Les marées de la révolution en Egypte

Socialistes Révolutionnaires 4 février 2014

Le 25 Janvier, les militants de gauche qui tentaient de commémorer le troisième anniversaire de la révolution égyptienne en manifestant sur la place Tahrir du Caire ont été submergés par les partisans de la dictature militaire dirigée par le général Abdul Fattah el-Sisi.

Une semaine et demie plus tôt, les Égyptiens étaient allés aux urnes et avaient approuvé une nouvelle constitution lors d’un vote qui a été largement considéré comme un référendum sur la direction du pays par Sisi. Le vote a suivi un long mois d’offensive menée par le régime contre ceux qui protestaient contre l’éviction du président Mohamed Morsi des Frères musulmans, écarté du pouvoir par l’armée le 3 juillet. Des milliers de personnes ont été tuées depuis juillet, la plupart d’entre elles étant des partisans des Frères musulmans. Pendant ce temps, l’armée a réintroduit des lois exigeant une autorisation préalable pour organiser des manifestations - essentiellement pour criminaliser la dissidence, d’où quelle vienne.

Dans ce contexte, ceux qui continuent à défendre les objectifs pour lesquels le mouvement révolutionnaire a lutté il y a trois ans sont confrontés à la question de savoir comment donner un sens à une recrudescence de soutien populaire pour le gouvernement militaire, qui mène pourtant le même genre de répression étatique que celle qui caractérisait le régime de Hosni Moubarak renversé il y a trois ans.


Salutations aux camarades et collègues parmi les révolutionnaires qui sont descendus dans les rues hier. Leur présence et leur bravoure face aux forces de sécurité au milieu de la mobilisation contre Al-Sisi était de la plus haute importance.

Il est naturel qu’il y ait un sentiment de frustration parce que nous n’étions pas en mesure d’entrer sur la place Tahrir, et que les partisans du régime ont pu en prendre le contrôle.

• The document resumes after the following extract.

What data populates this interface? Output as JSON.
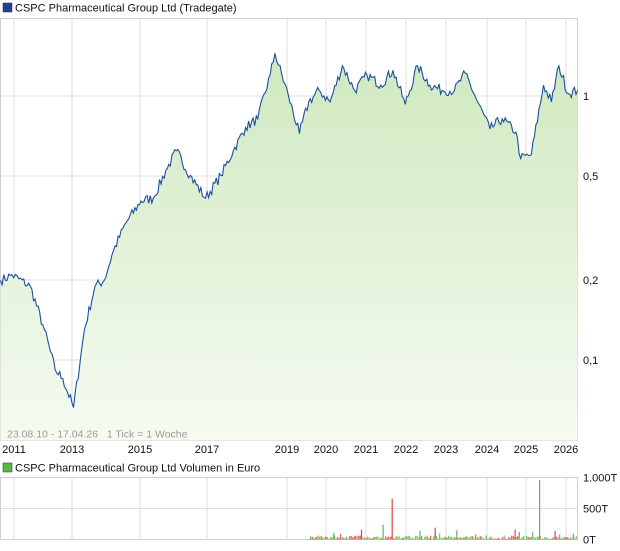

Cependant, notre objectif n’était pas d’occuper la place, mais de développer une troisième alternative sur la scène politique, une alternative qui puisse rassembler autour d’elle les dizaines de milliers de personnes qui n’ont pas pris part au référendum [sur la Constitution] et rejeté cette farce, terrifiant la contre-révolution.

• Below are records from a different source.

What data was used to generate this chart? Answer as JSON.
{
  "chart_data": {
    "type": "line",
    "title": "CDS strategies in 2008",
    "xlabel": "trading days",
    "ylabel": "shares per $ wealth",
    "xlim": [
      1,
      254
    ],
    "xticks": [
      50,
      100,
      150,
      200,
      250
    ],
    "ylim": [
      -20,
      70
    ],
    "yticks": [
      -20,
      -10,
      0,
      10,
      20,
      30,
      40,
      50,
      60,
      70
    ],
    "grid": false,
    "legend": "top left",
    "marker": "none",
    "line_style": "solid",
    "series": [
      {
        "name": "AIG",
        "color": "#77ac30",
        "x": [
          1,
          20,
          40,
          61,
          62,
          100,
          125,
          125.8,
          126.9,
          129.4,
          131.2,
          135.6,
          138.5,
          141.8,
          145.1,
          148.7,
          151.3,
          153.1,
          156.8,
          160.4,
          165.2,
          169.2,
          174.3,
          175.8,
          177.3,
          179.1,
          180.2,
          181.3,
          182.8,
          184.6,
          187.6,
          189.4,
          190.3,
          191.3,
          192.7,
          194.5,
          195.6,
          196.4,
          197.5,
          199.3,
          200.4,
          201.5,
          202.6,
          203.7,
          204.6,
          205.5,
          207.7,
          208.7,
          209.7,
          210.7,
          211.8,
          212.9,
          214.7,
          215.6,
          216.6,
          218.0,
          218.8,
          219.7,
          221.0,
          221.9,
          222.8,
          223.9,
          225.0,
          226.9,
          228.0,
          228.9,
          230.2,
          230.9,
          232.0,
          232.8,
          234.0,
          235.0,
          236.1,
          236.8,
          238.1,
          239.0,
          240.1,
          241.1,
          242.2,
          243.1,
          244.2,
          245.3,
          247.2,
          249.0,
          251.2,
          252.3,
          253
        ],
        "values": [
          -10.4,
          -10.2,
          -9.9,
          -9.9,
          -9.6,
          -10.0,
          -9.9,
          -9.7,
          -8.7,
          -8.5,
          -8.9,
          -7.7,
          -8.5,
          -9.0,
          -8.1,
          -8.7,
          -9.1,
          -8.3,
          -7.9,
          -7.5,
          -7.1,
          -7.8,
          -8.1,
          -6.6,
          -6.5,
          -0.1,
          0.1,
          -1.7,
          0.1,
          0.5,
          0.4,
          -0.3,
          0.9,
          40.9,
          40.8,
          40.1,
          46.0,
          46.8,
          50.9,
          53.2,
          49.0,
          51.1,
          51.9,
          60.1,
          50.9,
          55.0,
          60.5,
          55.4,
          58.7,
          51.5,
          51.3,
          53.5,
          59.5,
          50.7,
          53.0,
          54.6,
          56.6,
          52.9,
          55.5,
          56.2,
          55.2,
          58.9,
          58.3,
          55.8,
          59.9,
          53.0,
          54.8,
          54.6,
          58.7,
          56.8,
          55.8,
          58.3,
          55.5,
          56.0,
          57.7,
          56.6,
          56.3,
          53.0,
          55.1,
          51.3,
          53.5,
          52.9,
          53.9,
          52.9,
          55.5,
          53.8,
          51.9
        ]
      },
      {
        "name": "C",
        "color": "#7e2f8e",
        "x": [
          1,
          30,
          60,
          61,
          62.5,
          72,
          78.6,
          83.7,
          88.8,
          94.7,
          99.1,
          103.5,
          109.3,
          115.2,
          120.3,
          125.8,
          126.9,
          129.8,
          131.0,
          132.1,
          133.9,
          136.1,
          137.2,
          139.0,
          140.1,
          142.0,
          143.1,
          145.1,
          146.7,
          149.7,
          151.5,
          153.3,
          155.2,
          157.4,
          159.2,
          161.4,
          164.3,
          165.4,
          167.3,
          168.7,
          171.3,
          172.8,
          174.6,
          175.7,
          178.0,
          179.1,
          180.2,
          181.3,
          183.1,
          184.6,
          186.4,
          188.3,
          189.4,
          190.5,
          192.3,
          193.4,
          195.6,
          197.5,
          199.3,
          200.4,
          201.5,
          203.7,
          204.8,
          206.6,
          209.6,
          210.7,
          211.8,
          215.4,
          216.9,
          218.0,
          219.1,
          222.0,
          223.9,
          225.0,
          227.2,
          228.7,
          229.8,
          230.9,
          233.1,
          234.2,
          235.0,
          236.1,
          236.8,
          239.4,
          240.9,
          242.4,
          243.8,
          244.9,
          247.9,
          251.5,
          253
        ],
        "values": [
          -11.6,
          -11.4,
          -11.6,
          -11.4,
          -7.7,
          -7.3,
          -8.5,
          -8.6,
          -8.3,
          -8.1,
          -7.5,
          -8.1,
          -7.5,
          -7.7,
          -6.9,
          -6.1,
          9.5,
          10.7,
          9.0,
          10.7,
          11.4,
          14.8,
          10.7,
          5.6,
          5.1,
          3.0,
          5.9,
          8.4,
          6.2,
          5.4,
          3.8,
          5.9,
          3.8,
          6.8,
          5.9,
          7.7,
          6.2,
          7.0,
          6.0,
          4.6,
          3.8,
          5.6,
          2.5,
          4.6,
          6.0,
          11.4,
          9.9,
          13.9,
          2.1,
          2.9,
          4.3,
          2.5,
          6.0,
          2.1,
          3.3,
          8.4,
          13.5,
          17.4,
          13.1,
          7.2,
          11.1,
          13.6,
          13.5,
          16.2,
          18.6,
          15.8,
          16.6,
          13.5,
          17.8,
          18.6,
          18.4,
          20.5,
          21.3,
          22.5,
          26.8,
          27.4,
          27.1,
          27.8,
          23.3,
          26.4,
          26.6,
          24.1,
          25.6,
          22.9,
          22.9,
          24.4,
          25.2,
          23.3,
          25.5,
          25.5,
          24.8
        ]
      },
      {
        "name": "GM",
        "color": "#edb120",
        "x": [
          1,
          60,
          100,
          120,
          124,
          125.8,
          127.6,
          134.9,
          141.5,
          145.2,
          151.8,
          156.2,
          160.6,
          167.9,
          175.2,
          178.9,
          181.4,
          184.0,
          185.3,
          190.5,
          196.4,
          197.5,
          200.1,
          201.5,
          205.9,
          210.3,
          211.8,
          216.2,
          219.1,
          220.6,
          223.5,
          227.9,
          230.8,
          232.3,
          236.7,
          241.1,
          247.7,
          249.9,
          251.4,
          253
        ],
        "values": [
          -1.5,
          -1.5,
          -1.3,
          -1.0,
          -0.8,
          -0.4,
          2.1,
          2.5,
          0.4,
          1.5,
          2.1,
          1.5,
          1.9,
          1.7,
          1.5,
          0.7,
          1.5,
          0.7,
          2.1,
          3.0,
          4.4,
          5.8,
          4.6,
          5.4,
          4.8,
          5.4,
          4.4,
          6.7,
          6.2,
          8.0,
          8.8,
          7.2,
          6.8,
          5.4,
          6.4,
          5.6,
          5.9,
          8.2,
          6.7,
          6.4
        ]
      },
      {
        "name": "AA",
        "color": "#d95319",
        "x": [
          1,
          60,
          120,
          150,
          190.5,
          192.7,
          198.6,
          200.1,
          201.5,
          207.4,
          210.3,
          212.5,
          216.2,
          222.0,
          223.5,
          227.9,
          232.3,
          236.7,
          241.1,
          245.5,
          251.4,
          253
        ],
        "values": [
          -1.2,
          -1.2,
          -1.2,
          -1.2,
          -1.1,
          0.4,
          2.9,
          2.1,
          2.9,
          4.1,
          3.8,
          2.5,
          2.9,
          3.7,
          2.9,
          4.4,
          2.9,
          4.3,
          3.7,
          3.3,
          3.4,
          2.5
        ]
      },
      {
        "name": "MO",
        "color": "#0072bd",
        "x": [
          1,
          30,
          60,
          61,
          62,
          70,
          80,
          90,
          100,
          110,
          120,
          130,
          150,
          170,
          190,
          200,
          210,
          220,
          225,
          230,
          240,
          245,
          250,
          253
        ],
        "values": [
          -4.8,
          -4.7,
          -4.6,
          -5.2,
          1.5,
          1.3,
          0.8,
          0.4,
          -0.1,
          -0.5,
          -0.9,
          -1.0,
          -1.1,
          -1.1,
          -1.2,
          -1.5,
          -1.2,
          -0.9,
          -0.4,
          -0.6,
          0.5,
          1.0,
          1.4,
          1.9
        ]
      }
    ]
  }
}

Notre présence dans les rues hier marque le début d’une telle tâche. Imaginez que la journée se soit passée et que les célébrations officielles aient été contestées uniquement par des manifestations islamistes contre l’armée. Le sentiment de frustration serait alors certainement plus fort. Aujourd’hui, en dépit de l’obscurité et de l’oppression, nous traçons une nouvelle voie, et nombreux sont ceux qui anticipent que ce sera une bataille pour laquelle nous devons prendre une profonde inspiration.

Donc, salutations aux camarades qui ont bravé la peur et la répression et qui ont prouvé qu’il y a des forces révolutionnaires déterminés à passer à l’action. Nous avons besoin, cependant, d’une tactique appropriée pour le moment politique actuel.

Cette journée ne devrait pas être comparée avec le jour de la révolution en 2011, mais avec le 26 juillet 2013, quand Al-Sisi a demandé un "mandat" du peuple. Il y a une différence, certes, même parmi les grandes sections des masses qui ne sont pas descendues dans les rues hier.

Oui, des martyrs sont tombés et des centaines de personnes ont été arrêtées, mais nous devons comprendre que la liberté et la résistance à la contre-révolution demanderont des sacrifices qui doivent être calculés et soumis à évaluation.

Il existe des forces opportunistes, qui ne veulent pas bouger du tout, soit parce qu’elles sont alliées avec l’armée, soit parce qu’elles croient que nous n’avons pas intérêt à mener une lutte politique aujourd’hui. Elles estiment qu’après la victoire de la contre-révolution et le retour complet de l’état de sécurité, elles seront en mesure de contester le régime et qu’il suffit donc d’attendre l’élimination des Frères musulmans.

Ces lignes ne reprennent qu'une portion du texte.